Our Whisky Ladies November session quite randomly ended  up with a trio of Highland drams plus the delicious Compass Box Great King Street Glasgow Blend.

As a tasting group, we were no strangers to Compass Box and its whole new calibre of blends. In an earlier session we had even tried a limited edition Great King Street blend – the Experimental Batch.

Here is what we thought of the peaty Glasgow version…

Compass Box Great King Street Glasgow Blend 43%

  • Colour – Light straw
  • Nose – Nutty, lightly smokey, old furniture, autumn leaves, some spice, a bit of minerals, some vanilla, biscuits
  • Palate – Simply superb! Coffee, sweet berries, beautifully well rounded, some basil, a bit woodsy
  • Finish – Wood smoke, cinnamon, cloves

Overall we enjoyed our wee nip of this blend and the small bottle was completely polished off!

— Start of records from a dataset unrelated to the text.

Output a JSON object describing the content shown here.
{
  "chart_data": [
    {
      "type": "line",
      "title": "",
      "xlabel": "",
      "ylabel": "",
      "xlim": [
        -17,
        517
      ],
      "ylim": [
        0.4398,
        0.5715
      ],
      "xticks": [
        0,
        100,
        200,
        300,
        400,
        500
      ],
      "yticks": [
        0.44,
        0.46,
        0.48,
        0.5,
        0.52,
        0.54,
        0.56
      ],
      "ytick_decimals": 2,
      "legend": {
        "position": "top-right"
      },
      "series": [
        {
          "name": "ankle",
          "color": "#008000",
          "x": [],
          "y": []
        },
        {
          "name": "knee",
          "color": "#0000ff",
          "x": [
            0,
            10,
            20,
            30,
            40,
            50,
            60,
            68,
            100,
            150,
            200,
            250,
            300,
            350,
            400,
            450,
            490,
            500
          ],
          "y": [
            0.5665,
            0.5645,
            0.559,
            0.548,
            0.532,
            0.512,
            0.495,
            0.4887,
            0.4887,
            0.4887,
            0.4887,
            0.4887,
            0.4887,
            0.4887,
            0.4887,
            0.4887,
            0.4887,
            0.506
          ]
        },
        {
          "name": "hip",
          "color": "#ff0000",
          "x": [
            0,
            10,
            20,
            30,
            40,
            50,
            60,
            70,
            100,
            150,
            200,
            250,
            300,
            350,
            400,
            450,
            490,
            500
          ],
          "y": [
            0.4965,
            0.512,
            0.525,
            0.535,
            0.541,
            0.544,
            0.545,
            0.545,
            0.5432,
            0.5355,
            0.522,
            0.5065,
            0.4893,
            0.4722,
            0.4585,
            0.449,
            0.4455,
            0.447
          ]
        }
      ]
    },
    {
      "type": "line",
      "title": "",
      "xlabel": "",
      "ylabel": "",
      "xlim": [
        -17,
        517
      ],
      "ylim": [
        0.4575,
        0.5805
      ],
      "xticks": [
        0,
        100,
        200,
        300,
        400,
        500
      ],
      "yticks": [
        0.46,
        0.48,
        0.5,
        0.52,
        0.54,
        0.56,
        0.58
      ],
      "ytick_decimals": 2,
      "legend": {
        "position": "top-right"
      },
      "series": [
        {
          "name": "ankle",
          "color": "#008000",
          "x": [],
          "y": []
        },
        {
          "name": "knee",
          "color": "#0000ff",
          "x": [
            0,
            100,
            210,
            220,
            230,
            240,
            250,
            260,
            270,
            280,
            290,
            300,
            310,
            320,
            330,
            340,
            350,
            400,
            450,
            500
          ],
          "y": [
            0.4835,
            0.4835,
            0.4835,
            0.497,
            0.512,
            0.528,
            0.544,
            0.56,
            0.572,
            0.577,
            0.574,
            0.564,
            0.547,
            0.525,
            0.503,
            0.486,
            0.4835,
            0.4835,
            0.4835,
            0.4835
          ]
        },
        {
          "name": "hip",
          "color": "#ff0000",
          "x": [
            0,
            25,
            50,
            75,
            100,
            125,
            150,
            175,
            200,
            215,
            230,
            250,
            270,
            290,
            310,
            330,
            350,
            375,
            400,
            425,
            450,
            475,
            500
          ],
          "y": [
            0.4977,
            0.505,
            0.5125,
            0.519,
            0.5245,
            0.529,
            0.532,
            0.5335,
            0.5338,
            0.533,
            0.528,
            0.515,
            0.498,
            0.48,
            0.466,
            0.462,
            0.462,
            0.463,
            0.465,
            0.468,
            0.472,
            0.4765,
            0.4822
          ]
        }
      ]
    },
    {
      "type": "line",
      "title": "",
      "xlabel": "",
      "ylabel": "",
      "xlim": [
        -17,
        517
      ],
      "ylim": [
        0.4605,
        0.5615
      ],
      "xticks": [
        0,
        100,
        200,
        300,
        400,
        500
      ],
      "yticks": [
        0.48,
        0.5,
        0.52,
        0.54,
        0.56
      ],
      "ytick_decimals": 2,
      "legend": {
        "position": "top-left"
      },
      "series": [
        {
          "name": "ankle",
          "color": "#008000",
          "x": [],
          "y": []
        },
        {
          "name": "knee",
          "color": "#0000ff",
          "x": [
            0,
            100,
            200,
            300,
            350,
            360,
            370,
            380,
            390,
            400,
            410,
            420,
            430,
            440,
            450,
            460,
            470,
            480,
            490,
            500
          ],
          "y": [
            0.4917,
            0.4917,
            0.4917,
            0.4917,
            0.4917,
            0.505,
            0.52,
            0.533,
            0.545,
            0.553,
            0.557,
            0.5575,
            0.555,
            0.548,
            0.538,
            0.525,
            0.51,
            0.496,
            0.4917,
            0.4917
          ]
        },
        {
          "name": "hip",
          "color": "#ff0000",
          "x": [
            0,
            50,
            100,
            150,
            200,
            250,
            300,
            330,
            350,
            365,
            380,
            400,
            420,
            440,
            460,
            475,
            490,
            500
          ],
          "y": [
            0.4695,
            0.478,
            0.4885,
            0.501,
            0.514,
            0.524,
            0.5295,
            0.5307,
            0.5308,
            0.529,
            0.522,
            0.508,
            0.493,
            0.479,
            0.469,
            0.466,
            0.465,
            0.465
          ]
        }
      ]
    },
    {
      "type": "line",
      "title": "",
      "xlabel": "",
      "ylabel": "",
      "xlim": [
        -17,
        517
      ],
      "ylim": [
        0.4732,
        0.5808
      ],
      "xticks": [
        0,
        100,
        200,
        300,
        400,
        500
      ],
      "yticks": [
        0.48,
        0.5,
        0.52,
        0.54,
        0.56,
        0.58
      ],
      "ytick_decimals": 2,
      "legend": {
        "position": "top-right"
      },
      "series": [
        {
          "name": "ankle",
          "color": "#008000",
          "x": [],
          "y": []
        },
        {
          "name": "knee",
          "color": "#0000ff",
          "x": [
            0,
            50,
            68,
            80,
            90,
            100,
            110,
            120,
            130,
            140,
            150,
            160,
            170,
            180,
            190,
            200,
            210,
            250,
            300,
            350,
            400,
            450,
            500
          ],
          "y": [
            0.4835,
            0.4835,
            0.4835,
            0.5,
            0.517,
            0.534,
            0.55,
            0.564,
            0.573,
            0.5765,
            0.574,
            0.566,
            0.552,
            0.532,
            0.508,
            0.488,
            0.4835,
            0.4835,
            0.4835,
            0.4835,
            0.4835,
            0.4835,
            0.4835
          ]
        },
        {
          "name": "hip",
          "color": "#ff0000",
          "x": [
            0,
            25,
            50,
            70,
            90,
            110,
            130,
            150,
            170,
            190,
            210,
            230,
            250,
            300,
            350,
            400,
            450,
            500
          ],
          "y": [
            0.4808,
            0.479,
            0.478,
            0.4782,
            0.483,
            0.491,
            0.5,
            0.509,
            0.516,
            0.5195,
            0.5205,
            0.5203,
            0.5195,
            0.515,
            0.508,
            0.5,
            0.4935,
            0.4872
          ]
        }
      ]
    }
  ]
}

Here is what the Compass Box folks have to say:

In his 1930 book “Whisky”, Aeneas MacDonald teaches us that Glaswegians historically preferred fuller bodied and more flavour-packed whiskies than people in other parts of the world. So what better name for a whisky such as this?

You’ll find here a rich vein of peaty-smokiness, underpinned by sherry cask-aged whiskies, full of dried fruit and wine character. The palate is full and round, with a sweetness typical of whiskies from our company.